2 TUTORIALS (March 28, 2010)
RAMP Simulator Tutorial: Protoflex, FAST, HAsim, and RAMP-Gold (full-day)
Organizer: Derek Chiou, University of Texas at Austin
Abstract: Accurate architectural simulators are a key tool used in architectural research to verify architectural intuition. However, architectural simulators are generally very slow, running at four or more orders of magnitude slower than a single core machine and even slower when simulating a multicore machine. The RAMP collaborative is a group of academics and industry researchers who are developing methods to use field programmable gate arrays (FPGAs) to accelerate and/or implement multicore architectural simulators. In thus tutorial, we will describe, demonstrate, and provide hands-on experiences on the following four full-system RAMP simulators: CMU's Protoflex (Sparc V9), UT Austin's FAST (x86), Intel/MIT's HAsim (Alpha), and Berkeley's RAMP-Gold (Sparc V8).
Schedule:
(7:30 Breakfast)
8:00 Introduction
8:10 Protoflex
10:00 Break
10:30 Protoflex continued
12:00 Lunch
13:30 FAST
14:45 Break
15:00 HASim
16:15 RAMP-Gold
17:30 End
Tutorial: Intel Core i7 and Intel Xeon 5500 Microarchitecture, Optimization and Performance Analysis (full-day)
Presenter: David Levinthal, Intel
Abstract: A series of lectures covering Intel’s new microprocessor family and performance analysis and SW optimization for the new processors. An in depth discussion into the Intel Xeon 5500 microarchitecture lays the ground work. This is followed by some early learnings by the Intel compiler team on optimizations for the new microarchitecture. This is followed by an extended discussion of PMU (performance monitoring unit) based performance analysis and its incorporation into features of the Intel® PTU eclipse based performance analysis tool. This is then followed by a discussion of NUMA optimization issues and their identification. Finally a demonstration of the PTU tool on precollected Intel Xeon 5500 performance data to tie all of this together.
Schedule:
(7:30 Breakfast)
8:00 Introductions
8:15 Intel(r) Corei7 microarchitecture overview [PDF]10:00 Break
10:30 Compiler development learnings [PDF]
11:00 Performance Analysis on Intel(r) Corei7 Part I [PDF]12:00 Lunch
13:30 Performance Analysis on Intel(r) Corei7 Part II [PDF]
14:45 Break
15:00 NUMA Analysis on Intel(r) Corei7 [PDF]
15:30 Pulling it all together: Intel(r) Performance Tuning Utility usage demonstration on real code [PDF]
17:30 End
VPACT workshop has been cancelled
Bios:
Dr.
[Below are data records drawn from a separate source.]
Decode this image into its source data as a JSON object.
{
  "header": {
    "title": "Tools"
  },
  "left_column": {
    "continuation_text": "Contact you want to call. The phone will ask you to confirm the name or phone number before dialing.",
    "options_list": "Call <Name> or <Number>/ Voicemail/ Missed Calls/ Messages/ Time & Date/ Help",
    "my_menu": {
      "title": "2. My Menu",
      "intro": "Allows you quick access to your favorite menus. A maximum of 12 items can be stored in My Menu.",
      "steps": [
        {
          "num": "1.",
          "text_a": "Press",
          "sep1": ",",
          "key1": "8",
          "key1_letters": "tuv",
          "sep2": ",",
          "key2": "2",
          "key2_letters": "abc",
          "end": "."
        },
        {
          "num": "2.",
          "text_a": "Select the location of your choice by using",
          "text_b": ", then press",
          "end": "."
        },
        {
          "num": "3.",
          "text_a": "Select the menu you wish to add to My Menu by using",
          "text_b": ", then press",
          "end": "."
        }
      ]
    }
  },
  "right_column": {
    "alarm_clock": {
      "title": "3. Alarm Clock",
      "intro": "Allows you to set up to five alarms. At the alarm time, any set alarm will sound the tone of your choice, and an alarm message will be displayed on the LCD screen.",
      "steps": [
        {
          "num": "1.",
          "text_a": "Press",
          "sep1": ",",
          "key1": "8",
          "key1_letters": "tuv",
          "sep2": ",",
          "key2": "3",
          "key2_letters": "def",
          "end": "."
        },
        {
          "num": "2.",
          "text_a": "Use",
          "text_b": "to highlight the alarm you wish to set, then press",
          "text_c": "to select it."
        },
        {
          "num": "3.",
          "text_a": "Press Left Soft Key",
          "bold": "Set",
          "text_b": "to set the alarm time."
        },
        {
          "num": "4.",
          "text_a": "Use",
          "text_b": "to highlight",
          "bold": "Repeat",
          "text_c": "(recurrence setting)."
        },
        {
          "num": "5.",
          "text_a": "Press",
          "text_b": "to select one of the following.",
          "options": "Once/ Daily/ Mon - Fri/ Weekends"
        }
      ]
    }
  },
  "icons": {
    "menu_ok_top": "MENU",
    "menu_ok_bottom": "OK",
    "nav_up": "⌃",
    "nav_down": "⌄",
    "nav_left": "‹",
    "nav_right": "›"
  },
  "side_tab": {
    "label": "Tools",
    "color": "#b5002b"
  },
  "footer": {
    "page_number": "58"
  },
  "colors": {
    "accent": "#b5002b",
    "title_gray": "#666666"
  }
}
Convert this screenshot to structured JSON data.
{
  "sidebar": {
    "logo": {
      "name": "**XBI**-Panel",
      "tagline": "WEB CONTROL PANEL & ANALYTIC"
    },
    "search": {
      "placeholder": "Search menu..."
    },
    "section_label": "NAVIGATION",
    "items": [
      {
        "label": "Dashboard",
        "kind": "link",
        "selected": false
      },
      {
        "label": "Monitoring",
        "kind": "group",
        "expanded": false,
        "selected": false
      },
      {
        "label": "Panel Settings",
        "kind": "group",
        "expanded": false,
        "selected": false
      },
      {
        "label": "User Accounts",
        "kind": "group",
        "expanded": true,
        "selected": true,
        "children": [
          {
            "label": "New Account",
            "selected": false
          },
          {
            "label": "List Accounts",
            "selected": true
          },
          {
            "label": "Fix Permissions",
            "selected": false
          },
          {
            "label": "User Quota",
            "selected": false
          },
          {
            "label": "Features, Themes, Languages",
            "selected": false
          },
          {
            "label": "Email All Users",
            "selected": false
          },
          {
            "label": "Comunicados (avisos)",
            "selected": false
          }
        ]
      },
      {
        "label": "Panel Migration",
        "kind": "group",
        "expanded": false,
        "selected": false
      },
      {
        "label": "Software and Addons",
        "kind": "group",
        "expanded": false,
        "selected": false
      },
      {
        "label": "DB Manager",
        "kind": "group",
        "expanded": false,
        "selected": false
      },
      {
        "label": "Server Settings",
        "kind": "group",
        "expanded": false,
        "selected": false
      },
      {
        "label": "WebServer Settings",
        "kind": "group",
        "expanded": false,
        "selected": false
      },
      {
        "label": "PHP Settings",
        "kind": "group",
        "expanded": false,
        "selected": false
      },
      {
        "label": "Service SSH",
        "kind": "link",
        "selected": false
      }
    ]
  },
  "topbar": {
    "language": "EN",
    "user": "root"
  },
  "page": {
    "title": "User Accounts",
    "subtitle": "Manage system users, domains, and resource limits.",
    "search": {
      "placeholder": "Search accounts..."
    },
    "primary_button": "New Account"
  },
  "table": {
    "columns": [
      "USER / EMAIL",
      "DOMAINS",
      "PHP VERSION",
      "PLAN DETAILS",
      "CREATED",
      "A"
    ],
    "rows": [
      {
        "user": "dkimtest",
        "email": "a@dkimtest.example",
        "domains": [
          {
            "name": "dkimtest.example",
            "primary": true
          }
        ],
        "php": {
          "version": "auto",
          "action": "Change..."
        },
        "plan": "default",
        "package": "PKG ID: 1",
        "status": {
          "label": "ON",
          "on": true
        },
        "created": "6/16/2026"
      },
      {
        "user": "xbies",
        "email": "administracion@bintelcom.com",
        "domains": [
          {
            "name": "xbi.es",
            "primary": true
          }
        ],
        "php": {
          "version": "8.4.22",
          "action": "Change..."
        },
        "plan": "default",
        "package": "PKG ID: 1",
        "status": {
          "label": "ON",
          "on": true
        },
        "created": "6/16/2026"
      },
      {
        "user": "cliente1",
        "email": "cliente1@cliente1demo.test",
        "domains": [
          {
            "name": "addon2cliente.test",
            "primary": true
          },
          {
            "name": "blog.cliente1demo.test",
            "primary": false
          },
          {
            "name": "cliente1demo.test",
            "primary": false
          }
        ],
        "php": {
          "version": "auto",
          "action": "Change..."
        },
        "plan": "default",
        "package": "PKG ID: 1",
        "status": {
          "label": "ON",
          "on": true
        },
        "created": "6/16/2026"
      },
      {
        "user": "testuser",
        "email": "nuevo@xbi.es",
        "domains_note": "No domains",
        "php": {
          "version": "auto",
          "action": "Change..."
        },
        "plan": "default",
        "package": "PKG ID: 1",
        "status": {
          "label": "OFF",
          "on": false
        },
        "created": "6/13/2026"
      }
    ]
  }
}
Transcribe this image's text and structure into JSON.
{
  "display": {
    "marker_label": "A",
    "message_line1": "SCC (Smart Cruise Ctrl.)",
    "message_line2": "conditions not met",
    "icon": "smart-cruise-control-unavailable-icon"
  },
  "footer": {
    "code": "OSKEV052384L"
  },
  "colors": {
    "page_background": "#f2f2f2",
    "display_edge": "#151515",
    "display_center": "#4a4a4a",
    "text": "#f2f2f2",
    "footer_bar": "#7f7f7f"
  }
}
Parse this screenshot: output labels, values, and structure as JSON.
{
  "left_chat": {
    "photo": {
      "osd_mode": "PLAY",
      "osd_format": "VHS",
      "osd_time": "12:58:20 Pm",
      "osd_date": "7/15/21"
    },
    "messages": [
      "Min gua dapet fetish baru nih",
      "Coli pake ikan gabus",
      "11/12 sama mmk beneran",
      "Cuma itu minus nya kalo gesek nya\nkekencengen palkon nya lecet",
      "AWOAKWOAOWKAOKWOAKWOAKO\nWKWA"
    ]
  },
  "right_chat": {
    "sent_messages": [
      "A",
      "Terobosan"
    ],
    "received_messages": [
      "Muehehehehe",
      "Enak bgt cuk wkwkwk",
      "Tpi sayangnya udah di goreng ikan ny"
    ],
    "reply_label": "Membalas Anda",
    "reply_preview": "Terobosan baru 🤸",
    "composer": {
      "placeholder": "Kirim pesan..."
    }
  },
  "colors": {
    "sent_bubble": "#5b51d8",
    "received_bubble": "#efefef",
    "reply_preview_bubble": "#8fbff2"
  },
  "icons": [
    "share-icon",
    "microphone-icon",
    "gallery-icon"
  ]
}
David Levinthal's Bio: Principal responsibilities: Performance analysis and SW optimization. This focuses on event based sampling silicon capabilities (specification and validation), performance tools specification and validation and last level processor enabling support. Levinthal has been involved in these activities for close to ten years. Prior to this he was the lead support engineer for the Intel® Itanium™ Processor project, after having done SW, OS and HW support for the Intel Super Computer Systems Division. He has been employed at Intel for 16 years, including close to 2 years as a contractor. Prior to joining Intel Dr. Levinthal was a tenured Professor at Florida State University for ten years, specializing in experimental particle physics, working at Fermi National Laboratory and CERN. He has a Ph.D. and two masters degrees from Columbia University and a B.A. from University of California at Berkeley. His academic honors include a Sloan Fellowship, an NSF PYI award and the DOE OJI award. He owned and ran a small winery in Oregon for ten years, while employed at Intel. He first learned basic and fortran in the early 1960’s from his father.